Allons, voilà les fumistes [2]. Quel fou rire je vais avoir, et penser que cela ne servira de rien. Depuis bien longtemps ce brave charabia dit qu’il faudrait refaire à neuf toute la languette de la cheminée, que tous les raccommodagesb du monde ne sont bons à rien. C’est consolant à savoir quand on a affaire à une vieille avare comme cette propriétaire de chien que j’ai. Si j’avais pu savoir ce qu’elle était et les inconvénients de son logis, je n’y serais certesc pas venue [3]. Il va falloir encore aller au [bois  ?] demain. Sans compter qu’il ne peut rien pousser dans le jardin [4] et mille autres ennuis que je n’énumère pas mais qui me feraient reculer si c’était à refaire. J’y suis, j’y reste, il le faut et je m’y résigne, mais ce n’est pas sans regretter bien des fois dans la journée la pauvre petite maison du n° 14 où tu m’aimais tant et où j’étais si heureuse [5]. Cela n’est pas défendu, n’est-ce pas, pas plus que de t’aimer et de te baiser de toute mon âme.

Juliette

BnF, Mss, NAF 16365, f. 53-54
Transcription de Gwenaëlle Sifferlen assistée de Florence Naugrette

a) « ennuieux ».
b) « racommodages ».
c) « certe ».


5 mars [1847], vendredi soir, 7 h.

Quelle journée, mon Victor adoré, j’en ai la gorge toute déchirée par cette odieuse poussière âcre de suie. J’en ai le cœur tout triste de ne t’avoir presque pas vu malgré que tu étais là dans ma chambre. Cependant j’avais fait force de bras, de courage, de torchon et d’époussetoir pour être prête quand tu viendrais mais tous mes efforts n’ont aboutia qu’à me donner encore plus de regret si c’est possible. Du reste, voilà pourquoi je faisais vie qui dure [6] avec la fumée, c’était parce que je prévoyais tous les ennuis et tout le dérangement que cela ferait chez moi. Enfin c’est fini, au moins pour quelque temps car il paraît certain qu’il faudrait faire faire la chose à neuf pour qu’elle ne fumât plus et qu’elle durât longtemps.
Je me coucherai tout à l’heure parce que je me suis un peu fatiguée. Demain matin je prendrai un bain et puis il n’y paraîtra plus j’espère.
Cher adoré, mon bien-aimé, mon Victor, mon âme, ma joie, ma vie, mon tout, je te baise en pensée et en désir et je t’attends de toutes mes forces. Je t’adore.

Juliette

BnF, Mss, NAF 16365, f. 55-56
Transcription de Gwenaëlle Sifferlen assistée de Florence Naugrette

a) « aboutit ».

Notes

[1Allusion à élucider, peut-être au neveu de Hugo, prénommé Léopold comme son grand-père ?

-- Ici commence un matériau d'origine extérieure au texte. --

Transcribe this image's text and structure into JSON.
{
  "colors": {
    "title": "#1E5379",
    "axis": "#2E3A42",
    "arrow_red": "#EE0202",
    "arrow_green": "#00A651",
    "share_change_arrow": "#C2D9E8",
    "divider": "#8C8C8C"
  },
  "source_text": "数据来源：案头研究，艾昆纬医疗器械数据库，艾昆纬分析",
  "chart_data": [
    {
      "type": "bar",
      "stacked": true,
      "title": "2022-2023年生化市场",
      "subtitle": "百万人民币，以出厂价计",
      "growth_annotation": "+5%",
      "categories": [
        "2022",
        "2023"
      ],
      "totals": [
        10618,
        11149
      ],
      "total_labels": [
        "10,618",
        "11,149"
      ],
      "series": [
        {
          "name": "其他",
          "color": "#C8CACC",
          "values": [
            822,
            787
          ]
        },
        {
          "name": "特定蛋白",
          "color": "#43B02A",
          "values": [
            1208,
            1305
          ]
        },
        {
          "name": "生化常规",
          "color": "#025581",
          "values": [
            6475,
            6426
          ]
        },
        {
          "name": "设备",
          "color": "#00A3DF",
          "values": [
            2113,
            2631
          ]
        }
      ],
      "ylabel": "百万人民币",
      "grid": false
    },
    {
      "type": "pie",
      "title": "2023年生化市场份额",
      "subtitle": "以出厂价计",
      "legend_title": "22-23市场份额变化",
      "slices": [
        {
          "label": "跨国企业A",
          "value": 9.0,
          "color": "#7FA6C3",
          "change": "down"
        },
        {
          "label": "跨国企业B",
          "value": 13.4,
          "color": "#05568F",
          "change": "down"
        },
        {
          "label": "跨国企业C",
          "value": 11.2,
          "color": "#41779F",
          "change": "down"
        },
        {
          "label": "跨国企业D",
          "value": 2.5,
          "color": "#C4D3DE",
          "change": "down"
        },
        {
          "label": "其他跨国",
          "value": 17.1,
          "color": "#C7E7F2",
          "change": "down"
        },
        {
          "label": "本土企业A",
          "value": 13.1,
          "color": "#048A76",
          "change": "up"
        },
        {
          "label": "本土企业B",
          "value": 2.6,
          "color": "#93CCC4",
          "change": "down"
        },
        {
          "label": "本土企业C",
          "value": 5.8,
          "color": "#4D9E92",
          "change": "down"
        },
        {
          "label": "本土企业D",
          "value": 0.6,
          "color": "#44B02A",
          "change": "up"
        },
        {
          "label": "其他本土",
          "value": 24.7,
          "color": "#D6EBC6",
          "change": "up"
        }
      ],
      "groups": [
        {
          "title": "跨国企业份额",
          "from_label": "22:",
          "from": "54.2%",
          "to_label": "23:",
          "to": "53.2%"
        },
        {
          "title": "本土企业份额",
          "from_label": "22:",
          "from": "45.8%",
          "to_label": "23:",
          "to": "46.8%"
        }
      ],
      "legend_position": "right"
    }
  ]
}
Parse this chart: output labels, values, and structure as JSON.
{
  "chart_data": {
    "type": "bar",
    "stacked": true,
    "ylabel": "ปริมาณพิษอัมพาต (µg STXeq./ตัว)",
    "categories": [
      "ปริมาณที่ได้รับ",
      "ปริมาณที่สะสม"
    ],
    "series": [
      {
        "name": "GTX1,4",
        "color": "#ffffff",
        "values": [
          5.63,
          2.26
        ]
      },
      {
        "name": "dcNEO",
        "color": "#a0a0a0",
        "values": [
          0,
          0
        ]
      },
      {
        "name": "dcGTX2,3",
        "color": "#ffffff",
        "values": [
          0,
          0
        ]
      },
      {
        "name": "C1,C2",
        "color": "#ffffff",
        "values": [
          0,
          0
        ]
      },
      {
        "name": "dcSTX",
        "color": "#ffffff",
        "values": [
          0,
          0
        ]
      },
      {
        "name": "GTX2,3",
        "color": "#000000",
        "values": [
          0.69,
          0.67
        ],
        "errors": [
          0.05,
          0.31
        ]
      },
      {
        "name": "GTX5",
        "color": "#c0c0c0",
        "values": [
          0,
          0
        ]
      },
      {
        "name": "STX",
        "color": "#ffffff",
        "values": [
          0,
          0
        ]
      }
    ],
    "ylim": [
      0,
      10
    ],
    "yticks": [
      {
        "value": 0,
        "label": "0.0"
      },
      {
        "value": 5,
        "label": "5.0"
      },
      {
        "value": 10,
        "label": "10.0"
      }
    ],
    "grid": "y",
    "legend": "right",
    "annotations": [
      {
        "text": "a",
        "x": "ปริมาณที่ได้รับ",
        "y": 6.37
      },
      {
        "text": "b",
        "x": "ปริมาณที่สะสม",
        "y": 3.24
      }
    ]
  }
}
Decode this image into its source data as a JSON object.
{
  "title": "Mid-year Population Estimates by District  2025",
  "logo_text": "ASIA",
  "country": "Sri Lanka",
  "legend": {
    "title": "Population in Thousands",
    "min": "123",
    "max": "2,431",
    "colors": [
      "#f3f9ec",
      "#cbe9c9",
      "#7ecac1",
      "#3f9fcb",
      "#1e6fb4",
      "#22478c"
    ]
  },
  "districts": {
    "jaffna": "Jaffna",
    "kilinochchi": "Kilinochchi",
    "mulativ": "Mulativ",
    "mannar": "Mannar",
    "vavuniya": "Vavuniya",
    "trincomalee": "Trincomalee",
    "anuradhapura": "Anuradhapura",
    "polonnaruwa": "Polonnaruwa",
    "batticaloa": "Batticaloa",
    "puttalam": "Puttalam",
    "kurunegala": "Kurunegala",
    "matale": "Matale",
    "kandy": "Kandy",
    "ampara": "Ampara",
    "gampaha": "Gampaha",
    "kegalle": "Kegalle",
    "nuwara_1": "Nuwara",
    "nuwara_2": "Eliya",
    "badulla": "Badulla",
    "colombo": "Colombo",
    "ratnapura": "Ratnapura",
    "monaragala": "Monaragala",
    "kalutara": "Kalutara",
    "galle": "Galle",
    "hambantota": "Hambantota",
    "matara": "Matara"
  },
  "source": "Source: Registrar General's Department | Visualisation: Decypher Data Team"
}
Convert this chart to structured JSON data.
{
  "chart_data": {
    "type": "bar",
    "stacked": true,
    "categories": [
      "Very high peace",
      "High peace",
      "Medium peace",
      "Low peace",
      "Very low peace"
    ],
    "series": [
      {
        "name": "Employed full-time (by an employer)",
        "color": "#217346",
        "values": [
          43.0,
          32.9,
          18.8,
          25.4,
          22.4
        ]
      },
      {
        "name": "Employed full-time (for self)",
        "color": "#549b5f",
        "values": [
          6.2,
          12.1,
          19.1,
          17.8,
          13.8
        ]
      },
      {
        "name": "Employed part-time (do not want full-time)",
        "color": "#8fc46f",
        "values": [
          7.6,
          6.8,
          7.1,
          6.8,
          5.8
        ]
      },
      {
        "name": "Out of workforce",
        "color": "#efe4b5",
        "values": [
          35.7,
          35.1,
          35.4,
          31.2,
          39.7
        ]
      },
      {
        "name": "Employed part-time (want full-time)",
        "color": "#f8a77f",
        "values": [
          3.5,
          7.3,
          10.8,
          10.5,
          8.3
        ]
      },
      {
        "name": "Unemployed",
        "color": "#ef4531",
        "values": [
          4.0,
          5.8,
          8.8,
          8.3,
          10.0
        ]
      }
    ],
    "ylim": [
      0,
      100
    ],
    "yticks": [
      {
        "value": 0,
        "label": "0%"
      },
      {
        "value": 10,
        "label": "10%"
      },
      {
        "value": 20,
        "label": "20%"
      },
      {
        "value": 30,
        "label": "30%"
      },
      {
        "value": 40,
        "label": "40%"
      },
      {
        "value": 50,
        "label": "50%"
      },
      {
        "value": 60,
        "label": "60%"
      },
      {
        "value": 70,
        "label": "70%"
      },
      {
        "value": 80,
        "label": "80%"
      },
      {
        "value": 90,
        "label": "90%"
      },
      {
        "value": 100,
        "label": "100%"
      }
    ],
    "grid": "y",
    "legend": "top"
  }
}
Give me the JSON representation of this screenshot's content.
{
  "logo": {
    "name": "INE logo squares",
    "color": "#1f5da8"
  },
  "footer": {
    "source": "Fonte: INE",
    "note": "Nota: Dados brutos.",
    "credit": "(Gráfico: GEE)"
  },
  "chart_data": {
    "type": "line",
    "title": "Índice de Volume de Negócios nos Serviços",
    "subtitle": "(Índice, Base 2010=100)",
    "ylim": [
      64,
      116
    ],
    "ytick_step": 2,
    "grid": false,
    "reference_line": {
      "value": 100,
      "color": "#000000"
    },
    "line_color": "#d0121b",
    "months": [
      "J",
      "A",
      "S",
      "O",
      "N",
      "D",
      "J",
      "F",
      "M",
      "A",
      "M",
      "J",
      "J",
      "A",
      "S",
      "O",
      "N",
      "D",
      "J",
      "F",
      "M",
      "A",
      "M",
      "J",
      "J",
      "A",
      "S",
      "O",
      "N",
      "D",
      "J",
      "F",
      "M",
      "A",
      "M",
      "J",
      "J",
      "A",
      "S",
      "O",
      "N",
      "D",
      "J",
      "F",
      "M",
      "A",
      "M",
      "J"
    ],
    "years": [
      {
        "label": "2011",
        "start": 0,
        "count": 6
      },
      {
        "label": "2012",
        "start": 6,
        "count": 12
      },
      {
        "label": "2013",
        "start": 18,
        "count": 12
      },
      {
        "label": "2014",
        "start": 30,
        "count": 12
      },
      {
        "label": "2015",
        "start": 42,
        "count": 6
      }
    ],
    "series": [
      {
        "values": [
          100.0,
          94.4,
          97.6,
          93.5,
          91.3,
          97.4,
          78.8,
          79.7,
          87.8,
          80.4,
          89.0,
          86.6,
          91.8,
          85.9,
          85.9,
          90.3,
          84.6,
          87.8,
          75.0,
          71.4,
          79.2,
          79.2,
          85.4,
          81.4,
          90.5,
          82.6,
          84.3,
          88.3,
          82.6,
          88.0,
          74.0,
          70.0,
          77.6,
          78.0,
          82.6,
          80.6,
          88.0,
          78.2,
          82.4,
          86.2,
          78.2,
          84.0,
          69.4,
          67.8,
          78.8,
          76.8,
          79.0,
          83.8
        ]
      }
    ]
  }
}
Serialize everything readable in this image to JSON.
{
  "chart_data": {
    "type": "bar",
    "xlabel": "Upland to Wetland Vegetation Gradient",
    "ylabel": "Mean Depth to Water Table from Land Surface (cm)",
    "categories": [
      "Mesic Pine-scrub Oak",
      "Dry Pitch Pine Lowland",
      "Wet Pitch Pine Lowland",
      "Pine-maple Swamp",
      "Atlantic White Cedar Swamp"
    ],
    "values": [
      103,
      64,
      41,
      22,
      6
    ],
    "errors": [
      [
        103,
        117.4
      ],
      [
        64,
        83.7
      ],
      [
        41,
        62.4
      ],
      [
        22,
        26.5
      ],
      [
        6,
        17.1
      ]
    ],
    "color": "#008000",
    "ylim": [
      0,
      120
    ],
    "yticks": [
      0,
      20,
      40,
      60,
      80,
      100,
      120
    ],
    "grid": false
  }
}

[2Il s’agit de « deux espèces de Lanvin alsacien et auvergnat, (…) ces deux espèces de charabia qui ont trois boutons à eux deux et le quart d’un paletot de guenille » (lettre du 1er décembre 1846), comme Juliette Drouet les appelle, des ouvriers qui interviennent régulièrement chez elle pour des réparations.

[3Dans sa lettre du 8 janvier 1846, Juliette se plaint déjà de la fumée qui emplit son logis à cause de « crevasses dans les murs ».

[4Le logement de Juliette au 12 de la rue Sainte-Anastase, qu’elle occupe depuis le 10 février 1845, dispose d’ « un petit jardin à fleurs et à fruits » (lettre de Juliette Drouet à Victor Hugo, 14 août 1844).

[5Juliette a déménagé, le 10 février 1845, du 14 au 12 de la rue Sainte-Anastase.

[6Ménager son corps, sa santé, ses ressources pour les faire durer le plus longtemps possible.